While one quote says “out of site, out of mind,” another says “absence makes the heart grow fonder.” This latter quote illustrates the way I felt in Detroit. While I learned to appreciate the city and its people, I couldn’t help but want to get back to Grand Rapids, the city that had helped raise and form me as I grew up; I discovered that the city of Grand Rapids had given me so much and my desire was to live in and give back to this community. Through service and hard work, I would be helping those with whom I celebrated with, volunteered for, and made relationships with. As I was discovering this passion, I was also discovering a lot about my work ethic, dedication, and perseverance. I learned that when things don’t go my way, I don’t give up. I strive even harder to reach my goal. There was nothing easy about my getting into medical school, but I am confident that the work that I put in made medical school more special for me. It always surprises me how often classmates complain about the struggles of medical school. As medical students, we should feel honored to be in the position we are in. My dedication and hard work to make it in to medical school changed my perspective on my life. I feel like I have been given the greatest opportunity in the world to serve others through medicine and I have never regretted my decision.

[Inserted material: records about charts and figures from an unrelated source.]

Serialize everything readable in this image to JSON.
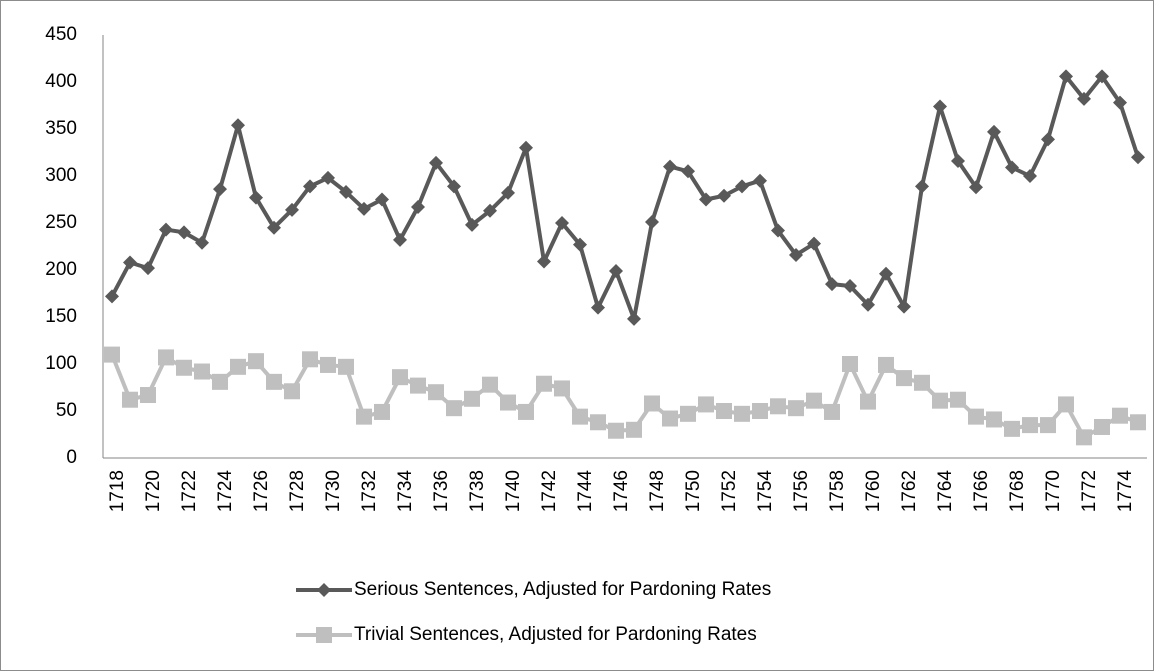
{
  "chart_data": {
    "type": "line",
    "categories": [
      "1718",
      null,
      "1720",
      null,
      "1722",
      null,
      "1724",
      null,
      "1726",
      null,
      "1728",
      null,
      "1730",
      null,
      "1732",
      null,
      "1734",
      null,
      "1736",
      null,
      "1738",
      null,
      "1740",
      null,
      "1742",
      null,
      "1744",
      null,
      "1746",
      null,
      "1748",
      null,
      "1750",
      null,
      "1752",
      null,
      "1754",
      null,
      "1756",
      null,
      "1758",
      null,
      "1760",
      null,
      "1762",
      null,
      "1764",
      null,
      "1766",
      null,
      "1768",
      null,
      "1770",
      null,
      "1772",
      null,
      "1774",
      null
    ],
    "series": [
      {
        "name": "Serious Sentences, Adjusted for Pardoning Rates",
        "color": "#595959",
        "marker": "diamond",
        "values": [
          172,
          208,
          202,
          243,
          240,
          229,
          286,
          354,
          277,
          245,
          264,
          289,
          298,
          283,
          265,
          275,
          232,
          267,
          314,
          289,
          248,
          263,
          282,
          330,
          209,
          250,
          227,
          160,
          199,
          148,
          251,
          310,
          305,
          275,
          279,
          289,
          295,
          242,
          216,
          228,
          185,
          183,
          163,
          196,
          161,
          289,
          374,
          316,
          288,
          347,
          309,
          300,
          339,
          406,
          382,
          406,
          378,
          320
        ]
      },
      {
        "name": "Trivial Sentences, Adjusted for Pardoning Rates",
        "color": "#bfbfbf",
        "marker": "square",
        "values": [
          110,
          62,
          67,
          107,
          96,
          92,
          81,
          97,
          103,
          81,
          71,
          105,
          99,
          97,
          44,
          49,
          86,
          77,
          70,
          53,
          63,
          78,
          59,
          49,
          79,
          74,
          44,
          38,
          29,
          30,
          58,
          42,
          47,
          57,
          50,
          47,
          50,
          55,
          53,
          61,
          49,
          100,
          60,
          99,
          85,
          80,
          61,
          62,
          44,
          41,
          31,
          35,
          35,
          57,
          22,
          33,
          45,
          38
        ]
      }
    ],
    "ylim": [
      0,
      450
    ],
    "yticks": [
      0,
      50,
      100,
      150,
      200,
      250,
      300,
      350,
      400,
      450
    ],
    "grid": false,
    "legend": "bottom"
  }
}
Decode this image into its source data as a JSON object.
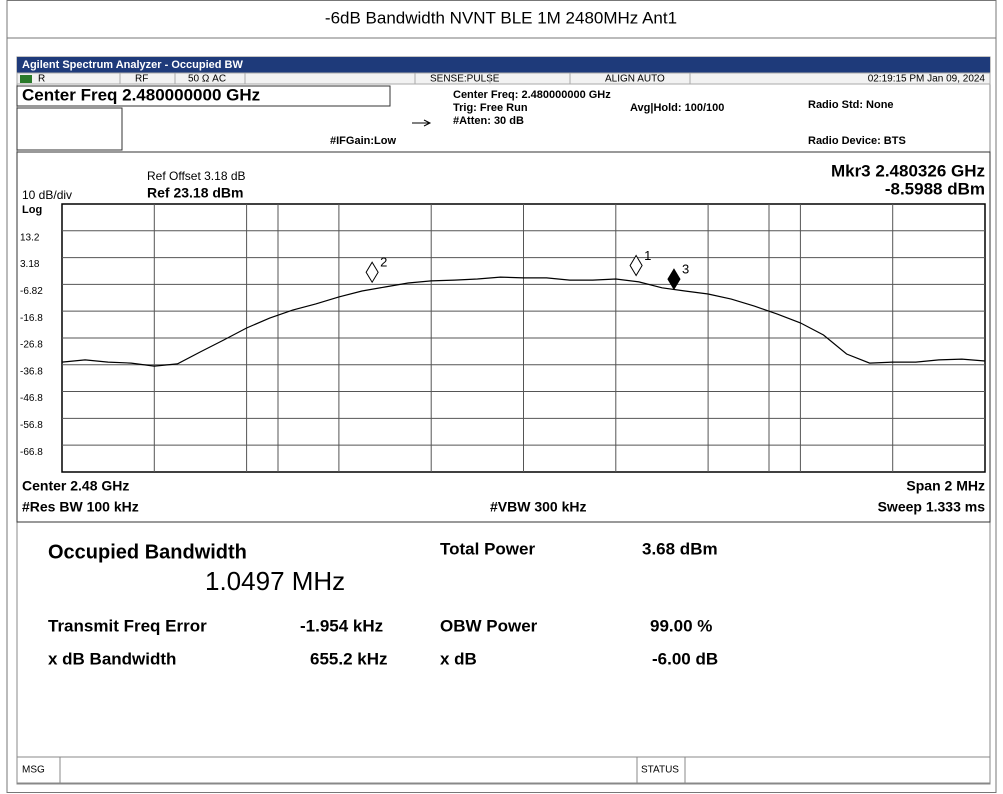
{
  "title": "-6dB Bandwidth NVNT BLE 1M 2480MHz Ant1",
  "window_title": "Agilent Spectrum Analyzer - Occupied BW",
  "status_row": [
    "R",
    "RF",
    "50 Ω  AC",
    "SENSE:PULSE",
    "ALIGN AUTO",
    "02:19:15 PM Jan 09, 2024"
  ],
  "settings": {
    "center_freq": "Center Freq 2.480000000 GHz",
    "if_gain": "#IFGain:Low",
    "info": [
      "Center Freq: 2.480000000 GHz",
      "Trig: Free Run",
      "#Atten: 30 dB"
    ],
    "avg_hold": "Avg|Hold: 100/100",
    "radio_std": "Radio Std: None",
    "radio_device": "Radio Device: BTS"
  },
  "chart_data": {
    "type": "line",
    "ref_offset": "Ref Offset 3.18 dB",
    "scale": "10 dB/div",
    "ref_level": "Ref 23.18 dBm",
    "scale_type": "Log",
    "marker_readout": [
      "Mkr3  2.480326 GHz",
      "-8.5988 dBm"
    ],
    "footer": {
      "center": "Center  2.48 GHz",
      "span": "Span 2 MHz",
      "rbw": "#Res BW  100 kHz",
      "vbw": "#VBW  300 kHz",
      "sweep": "Sweep  1.333 ms"
    },
    "xlim": [
      2.479,
      2.481
    ],
    "ylim": [
      -76.82,
      23.18
    ],
    "yticks": [
      13.2,
      3.18,
      -6.82,
      -16.8,
      -26.8,
      -36.8,
      -46.8,
      -56.8,
      -66.8
    ],
    "color": "#000000",
    "x": [
      2.479,
      2.47905,
      2.4791,
      2.47915,
      2.4792,
      2.47925,
      2.4793,
      2.47935,
      2.4794,
      2.47945,
      2.4795,
      2.47955,
      2.4796,
      2.47965,
      2.4797,
      2.47975,
      2.4798,
      2.47985,
      2.4799,
      2.47995,
      2.48,
      2.48005,
      2.4801,
      2.48015,
      2.4802,
      2.48025,
      2.4803,
      2.48035,
      2.4804,
      2.48045,
      2.4805,
      2.48055,
      2.4806,
      2.48065,
      2.4807,
      2.48075,
      2.4808,
      2.48085,
      2.4809,
      2.48095,
      2.481
    ],
    "values": [
      -35.8,
      -35.0,
      -35.8,
      -36.2,
      -37.3,
      -36.5,
      -32.0,
      -27.6,
      -23.1,
      -19.4,
      -16.4,
      -14.1,
      -11.5,
      -9.3,
      -7.8,
      -6.3,
      -5.5,
      -5.2,
      -4.8,
      -4.1,
      -4.4,
      -4.4,
      -5.2,
      -5.2,
      -4.8,
      -5.9,
      -8.1,
      -9.3,
      -10.4,
      -12.3,
      -14.9,
      -17.9,
      -21.2,
      -25.7,
      -32.8,
      -36.2,
      -35.8,
      -35.8,
      -35.0,
      -34.7,
      -35.4
    ],
    "markers": [
      {
        "label": "1",
        "x": 2.480244,
        "y": -3.5,
        "filled": false
      },
      {
        "label": "2",
        "x": 2.479672,
        "y": -6.0,
        "filled": false
      },
      {
        "label": "3",
        "x": 2.480326,
        "y": -8.5988,
        "filled": true
      }
    ]
  },
  "results": {
    "obw_label": "Occupied Bandwidth",
    "obw_value": "1.0497 MHz",
    "rows": [
      [
        "Total Power",
        "3.68 dBm"
      ],
      [
        "Transmit Freq Error",
        "-1.954 kHz",
        "OBW Power",
        "99.00 %"
      ],
      [
        "x dB Bandwidth",
        "655.2 kHz",
        "x dB",
        "-6.00 dB"
      ]
    ]
  },
  "status_bar": {
    "msg": "MSG",
    "status": "STATUS"
  }
}
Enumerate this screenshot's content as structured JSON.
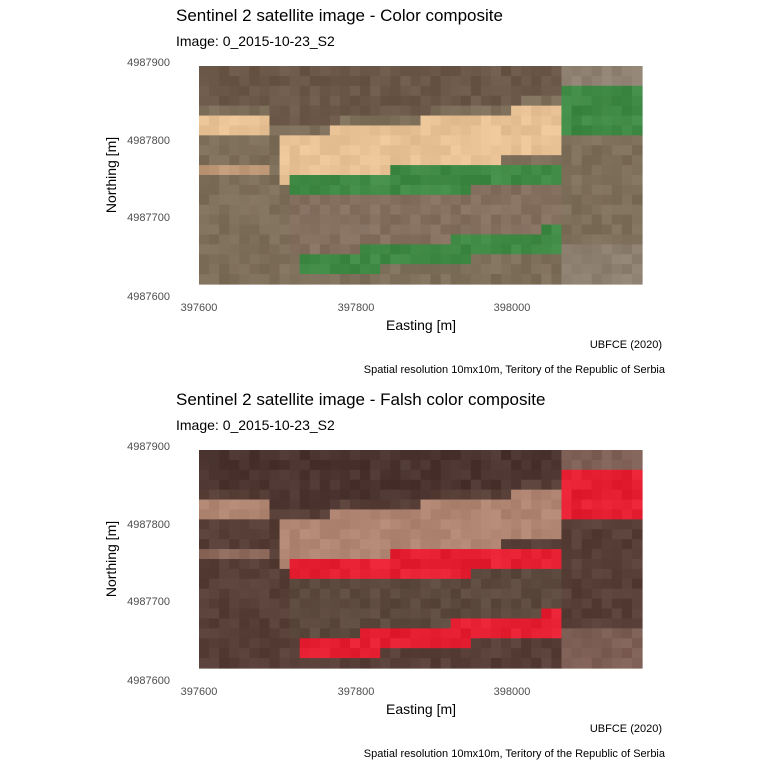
{
  "chart_data": [
    {
      "type": "heatmap",
      "title": "Sentinel 2 satellite image - Color composite",
      "subtitle": "Image:  0_2015-10-23_S2",
      "xlabel": "Easting [m]",
      "ylabel": "Northing [m]",
      "x_ticks": [
        "397600",
        "397800",
        "398000"
      ],
      "y_ticks": [
        "4987900",
        "4987800",
        "4987700",
        "4987600"
      ],
      "xlim": [
        397575,
        398175
      ],
      "ylim": [
        4987610,
        4987890
      ],
      "grid": false,
      "caption_1": "UBFCE (2020)",
      "caption_2": "Spatial resolution 10mx10m, Teritory of the Republic of Serbia",
      "palette": {
        "base": "#7e6f5b",
        "dark": "#6c5848",
        "bright": "#e8c294",
        "bright_soft": "#c09a78",
        "vegetation": "#3f8a44",
        "vegetation_soft": "#58864f",
        "field_mid": "#857060",
        "grey": "#8d8070"
      }
    },
    {
      "type": "heatmap",
      "title": "Sentinel 2 satellite image - Falsh color composite",
      "subtitle": "Image:  0_2015-10-23_S2",
      "xlabel": "Easting [m]",
      "ylabel": "Northing [m]",
      "x_ticks": [
        "397600",
        "397800",
        "398000"
      ],
      "y_ticks": [
        "4987900",
        "4987800",
        "4987700",
        "4987600"
      ],
      "xlim": [
        397575,
        398175
      ],
      "ylim": [
        4987610,
        4987890
      ],
      "grid": false,
      "caption_1": "UBFCE (2020)",
      "caption_2": "Spatial resolution 10mx10m, Teritory of the Republic of Serbia",
      "palette": {
        "base": "#573f38",
        "dark": "#4c3530",
        "bright": "#b08672",
        "bright_soft": "#8e6a5d",
        "vegetation": "#e61f32",
        "vegetation_soft": "#b43a3a",
        "field_mid": "#5d4a3f",
        "grey": "#7e5f55"
      }
    }
  ]
}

As I was discovering my passion to return to Grand Rapids and learning about my ability to work hard to overcome obstacles, I was learning something else of importance. I was learning to cook. This may seem like a strange place to bring up cooking but during my two years in Detroit, I discovered my passion for cooking and specifically healthy cooking. It seems like the more I learn about the biology of the human body and medicine, the more I realize how important healthy living and nutrition are. My Grandpa, a retired family medicine physician from rural Iowa, taught me that family medicine is preventative medicine at its finest. Family medicine physicians are able to be the first line contact for patients and have a great opportunity to educate patients about healthy choices. Providing this education will help them live healthier and happier lives in the long run. I want to form long-term relationships with patients and be able to help them be healthy in all aspects of their lives and I believe that family medicine is the best way for me to do that.
During medical school, I was able to continue expanding my passions for healthy living, family medicine, and serving Grand Rapids. One way was as the president of the Healthy Eats interest group. This group worked with Spectrum Health Healthier Communities and The Kent County Medical Foundation to provide healthy cooking demonstrations for different groups in Grand Rapids. I believe that medical students do not get enough training in nutrition during school. To address this discrepancy, I created and organized a nutrition elective curriculum for first and second year students. I was also able to be a co-leader in the Family Medicine Interest Group at MSU CHM where I helped organize meetings and activities for students interested in this field. Being involved in these different groups enabled me to use all of my passion in different ways and showed me that I have the skills and talent to be a leader. I have always been a quieter person. I realized that despite not obviously trying to be the center of attention, I have the ability to make people look up to me for advice and direction. This enables me to be a powerful, yet sometimes unassuming leader. Though I can demand less attention than other leaders, I never sit by idly when something is important and needs to be addressed; I can certainly make my voice heard when it needs to be.
Though my life has not gone as I originally planned it, I know that I am a stronger, better person for it. My decision about wanting a residency in the field of family medicine in Grand Rapids is unequivocal. There is no doubt in my mind that I want to serve the people of Grand Rapids in my future medical practice and that I have a passion for family medicine. Being able to stay close to my family who I love and still in the city I want to serve would be an extra blessing. During my family medicine rotation in my third year I had only positive experiences with the residents and the program. I felt that I fit in and had great relationships with residents and attendings and would love to continue to work with them all. I know that the TIP program will put me in the best place to have these dreams fulfilled and I know I am a fantastic candidate for this program. The TIP scholarship will enable me to start off as a better resident. I know that it would empower me to give back to the community that I love as an excellent physician and a strong leader who truly cares about the health of the people of Grand Rapids.